Tornassi indietro, ripubblicheresti “Il cuore nero della città”?

Certamente, di quanto ho fatto in passato non rinnego nulla. Volevo accendere un’attenzione dell’opinione pubblica su un argomento che spesso rimane volutamente nascosto. La storia ci insegna che Brescia è stata gravemente ferita dal fascismo. Il 28 maggio 1974, una bomba di matrice nera, causò otto morti e centinaia di feriti in piazza della Loggia. Questo fatto terribile e cruento, accaduto nella città in cui sono nato e cresciuto, ha inciso sulla mia vita e influenzato inevitabilmente la mia ambizione letteraria. Prima di laurearmi in filosofia a Pavia, ho studiato nel liceo “Veronica Gambara”, la cui biblioteca è intitolata a Clementina Calzari Trebeschi, una delle vittime della strage fascista.

Con la ristampa raggiunta praticamente subito, il tuo libro ha ottenuto parecchio successo. In questi mesi hai pensato a scriverne un secondo?

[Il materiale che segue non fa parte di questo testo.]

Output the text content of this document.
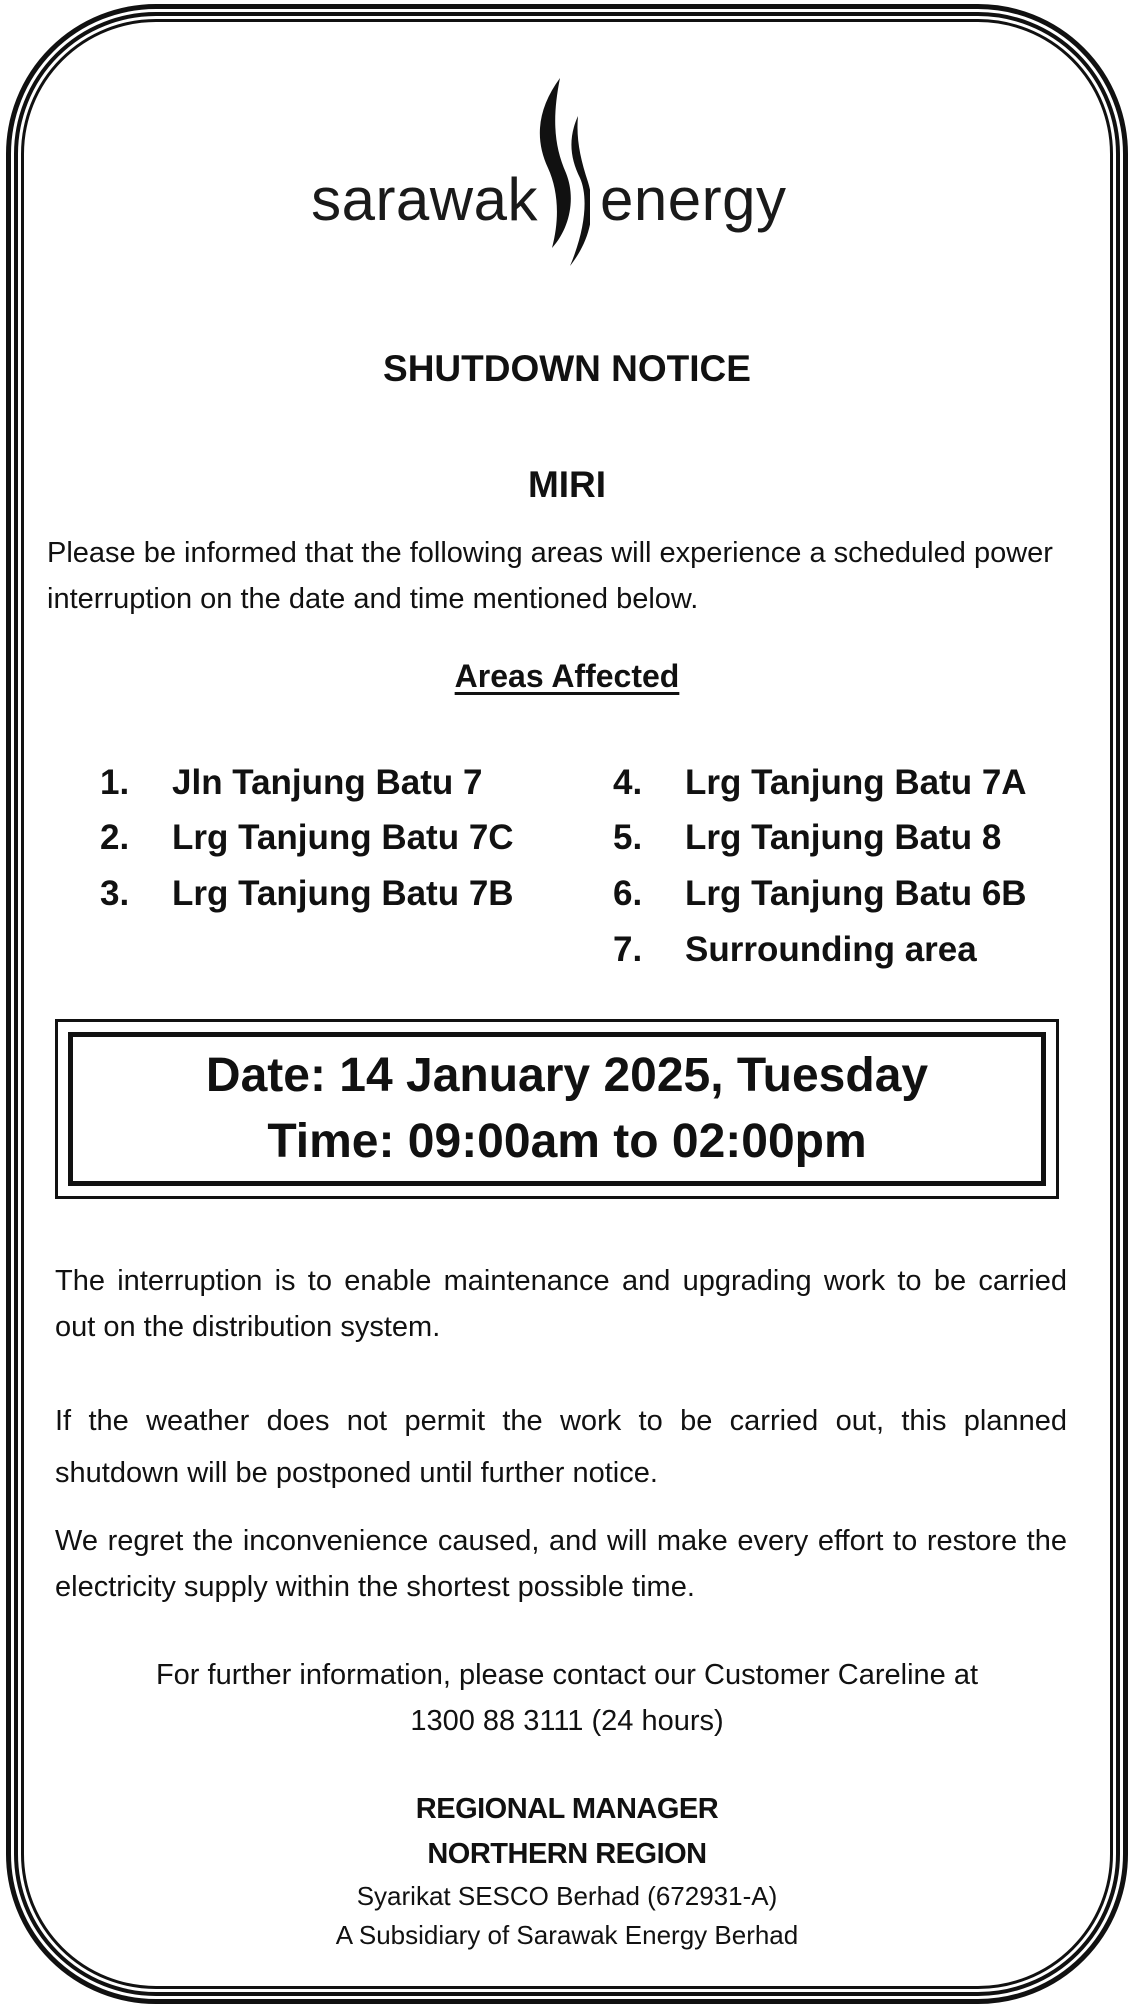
sarawak energy
SHUTDOWN NOTICE
MIRI

Please be informed that the following areas will experience a scheduled power interruption on the date and time mentioned below.

Areas Affected
1. Jln Tanjung Batu 7
2. Lrg Tanjung Batu 7C
3. Lrg Tanjung Batu 7B
4. Lrg Tanjung Batu 7A
5. Lrg Tanjung Batu 8
6. Lrg Tanjung Batu 6B
7. Surrounding area
Date: 14 January 2025, Tuesday
Time: 09:00am to 02:00pm

The interruption is to enable maintenance and upgrading work to be carried out on the distribution system.

If the weather does not permit the work to be carried out, this planned shutdown will be postponed until further notice.

We regret the inconvenience caused, and will make every effort to restore the electricity supply within the shortest possible time.

For further information, please contact our Customer Careline at
1300 88 3111 (24 hours)
REGIONAL MANAGER
NORTHERN REGION
Syarikat SESCO Berhad (672931-A)
A Subsidiary of Sarawak Energy Berhad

Purtroppo il territorio in cui vivo (la provincia di Brescia ndr) nelle scorse settimane è stato pesantemente colpito dall’emergenza sanitaria e anch’io come molte altre persone ho perso parenti, amici e conoscenti nella tragedia del Covid-19. Compatibilmente con la situazione drammatica vissuta, tra febbraio e maggio mi sono chiuso in casa a scrivere e a divorare tonnellate di carta. Entrambe le attività mi hanno aiutato a superare i momenti di maggiore sconforto e solitudine. Oggi, posso ammettere che in cantiere c’è qualcosa di concreto. Spero di poterne parlare quando la situazione sarà davvero tornata alla normalità. Il consiglio che posso dare ai lettori è quello di continuare a seguirmi perché ho tante novità importanti da raccontare.